Пока же оставалось только ждать, назначив пациенту обычный курс лечения. Главный врач сам заходил к нему дважды в день, однако лишь наблюдал за его самочувствием, которое в общем-то не вызывало особых опасений. Любые другие меры были невозможны из-за упорного молчания юноши, причем не только его рот, но и все тело отказывалось говорить — ни единого жеста, ни малейшего движения мышц, ни даже восклицания или вздоха, которые бы пролили слабый луч света на то, что происходит у него в душе. Он сидел, неподвижный, безучастный ко всем и ко всему, словно вообще отсутствовал, смотрел в стену остановившимся пустым взглядом и лишь украдкой косился на врача. И врачу приходилось прекращать этот иллюзорный, бессмысленный прием — он просил медсестру отвести юношу обратно в палату. Вскоре отпала даже необходимость поручать его медсестрам и вообще следить за ним: пациент вел себя так спокойно, что можно было позволить ему свободно ходить по больнице, однако он пользовался этой привилегией крайне неумело и как-то нехотя. Никогда не показывался в столовой, не смотрел телевизор в холле и вообще словно избегал тех мест, где собирались пациенты с не самыми тяжелыми заболеваниями, устраивая себе некое подобие светской жизни; в то же время нельзя сказать, что он совсем сторонился людей. Он не искал одиночества, но, казалось, был замкнут в нем, заперт у одиночества в плену и не мог даже представить себе иного способа существования.
И если врач не назначал ему приема, он целыми днями сидел у себя в палате, не выказывая ни интереса, ни досадливого отвращения к Надин, которая поминутно к нему наведывалась. Он не читал, не спал, он просто ничего не делал; сидел, уставившись в пространство, совсем как в кабинете у главного врача, отсутствующий и безразличный, и это приводило в отчаяние весь больничный персонал.
Однако каждый день, в час, когда тени от предметов становились гуще и длиннее и на эти широты спускались — как всегда, слишком рано — осенние сумерки, пациент покидал палату и вниз по лестнице шел в зимний сад, где, притаившись, его ждала черная громада рояля, тихо мерцая в гаснущем свете дня. Почти всегда в плетеных креслах уже сидело несколько слушателей, но он не обращал на них внимания: проходил к сцене, не смотря по сторонам, взгляд прикован к роялю; даже во время игры он не отрывал глаз от клавиш, словно все пространство мира свертывалось для него в сверкающую полосу слоновой кости.
Он не смотрел ни на кого, зато за ним наблюдали с пристальным, неустанным вниманием. Среди слушателей, устроившихся в плетеных креслах и скрытых полумраком, всегда был хотя бы один врач, которого — гораздо больше, чем Шуман и Бетховен, — интересовало поведение пианиста, все мельчайшие подробности (эти подробности записывались в блокнот). Не пропускала выступлений и Надин: пациент казался ей таким хрупким, ранимым и беззащитным, что его нельзя было оставить ни на минуту, хотя ничто вокруг не предвещало опасности… Ее жизненный опыт, правда, подсказывал обратное, вселив в нее боязливое недоверие ко всем и ко всему, так что даже в больнице, где обстановка была в общем-то надежной и спокойной, она старалась вести себя осторожно.

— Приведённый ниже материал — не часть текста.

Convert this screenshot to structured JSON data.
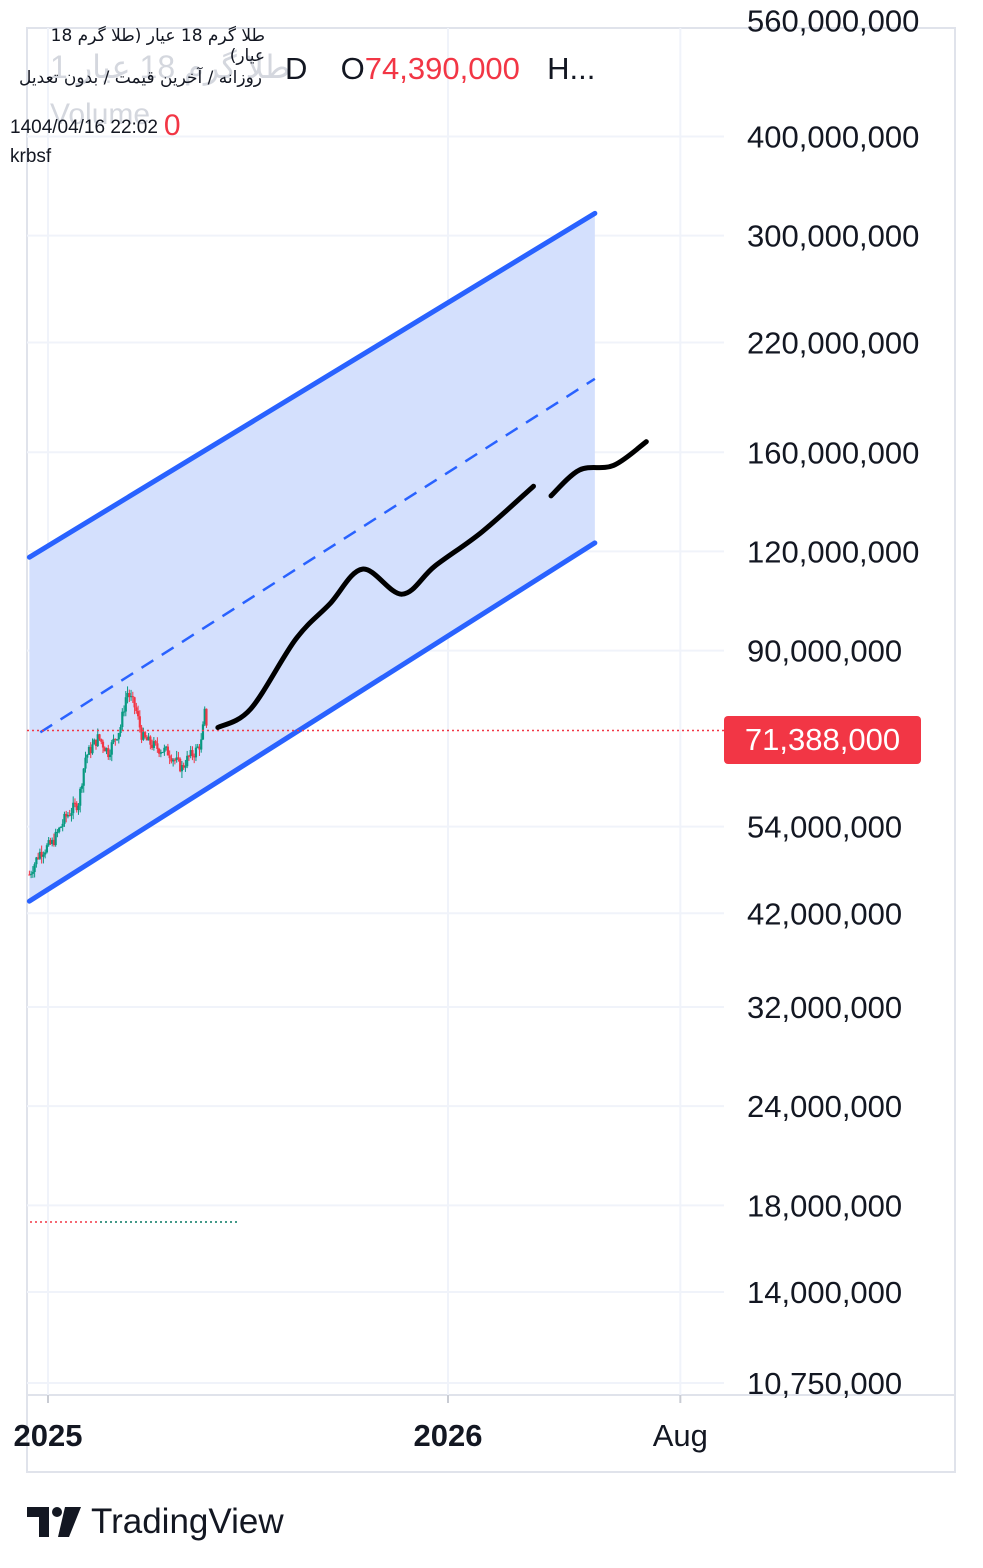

Днем, едва удавалось улучить свободную минутку, Надин бежала в зимний сад включать обогреватели: ни за что на свете она не позволила бы своему пациенту так долго находиться в холодном помещении, да еще вечером, и к тому же осенним. И уж разумеется, она не допустит, чтобы он портил зрение, играя в темноте; после того как два раза концерт проходил в сумерках, она принесла лампу и поставила ее на крышку рояля — светильник с нарядным абажуром, который взяла в свободной палате. И пока юноша устраивался на табурете, Надин на цыпочках поднималась на сцену и зажигала лампу. Она ступала настолько легко и бесшумно, казалось ей, что пациент даже не подавал виду, будто замечает ее, и она гордилась собой, однако огорчилась, когда однажды, прежде чем сойти со сцены, внимательно вгляделась в его лицо, напрасно пытаясь уловить во взгляде хоть слабый проблеск благодарности.
И все-таки мало-помалу стараниями Надин зимний сад преобразился, ей удалось привнести туда уют, которого не хватало раньше, ведь сад подолгу пустовал, холодный, неприветливый, мрачный, и только пауки ткали там свою паутину, развешивая сети под стеклянным куполом и между оконными переплетами. Врачи и медсестры, которые прежде смотрели на нее свысока, теперь только руками разводили, восхищаясь результатом ее усилий, а главный врач лично поблагодарил Надин: она вернула зимний сад к жизни.